Changes in DQL (April 2003)
Richard Fikes
provided this summary of the differences between
DQL (August 2002)
and
DQL (April 2003).
This new version of DQL might
appropriately be characterized as a "minor revision" of the first version.
- The DQL specification is abstract in the sense that it does not
describe a normative external syntax for the language. However, the
language has a simple structure for which external syntaxes for various
usage environments can easily be constructed. Specifically, the
language is a collection of object types (e.g., query, query answer,
etc.) such that each instance of an object type consists of a set of
property-value pairs. The new specification explicitly points out that
structure of DQL and provides a pointer to a proposed XML syntax for the
language.
- A don't-bind variables list was added to a query so that all query
variables are explicitly listed in either the must-bind variables list,
the may-bind variables list, or the don't-bind variables list. That
change alleviates the need for variables to be syntactically
distinguishable in a query pattern.
- The term "answer set" was incorrectly used in the initial DQL
specification to refer to both the collection of answers in an answer
bundle and to the largest set of answers to a query that are entailed by
the answer KB such that no answer in the set is entailed by any other
answer in the set.
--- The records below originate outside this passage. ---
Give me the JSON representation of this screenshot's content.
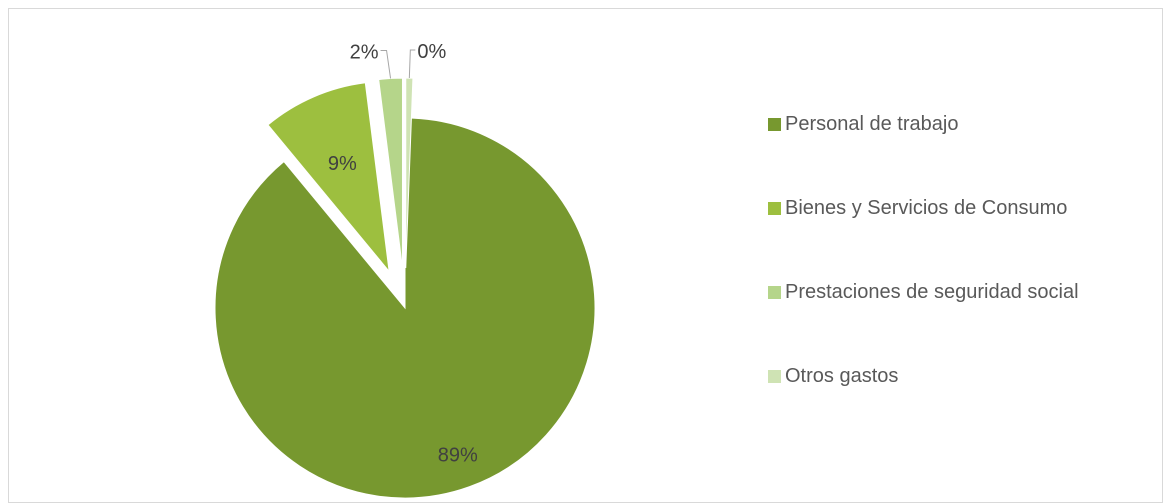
{
  "chart_data": {
    "type": "pie",
    "title": "",
    "categories": [
      "Personal de trabajo",
      "Bienes y Servicios de Consumo",
      "Prestaciones de seguridad social",
      "Otros gastos"
    ],
    "values": [
      89,
      9,
      2,
      0
    ],
    "data_labels": [
      "89%",
      "9%",
      "2%",
      "0%"
    ],
    "colors": [
      "#77982f",
      "#9dbf3f",
      "#b5d58a",
      "#cfe3b4"
    ],
    "exploded": true,
    "legend_position": "right"
  }
}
In the new specification, the former has been
renamed "answer collection".
- As is common practice in data base query languages, a DQL query can
now optionally contain an "answer pattern" containing all of the
variables that the server is being asked to provide bindings for, and
each query answer contains an "answer pattern instance" that implicitly
specifies the bindings to those variables.
- Minor changes were made in the protocol for a query-answering dialogue
to strengthen its extensibility and to simplify its structure. In
particular, a "server continuation" was changed from being a component
of an answer bundle consisting of either a process handle or one or more
termination tokens to being an object containing a process handle and
optionally other property-value pairs that a client sends to a server.
Thus, now a server sends a client an answer bundle containing an answer
collection and either a process handle or a non-empty set of termination
tokens, and a client sends a server a server continuation in order to
request that the server produce additional answers. Also, a "server
termination" object type was added to the protocol enabling a client to
explicitly inform a server that no more requests for answers will be
made in a given query-answering dialogue.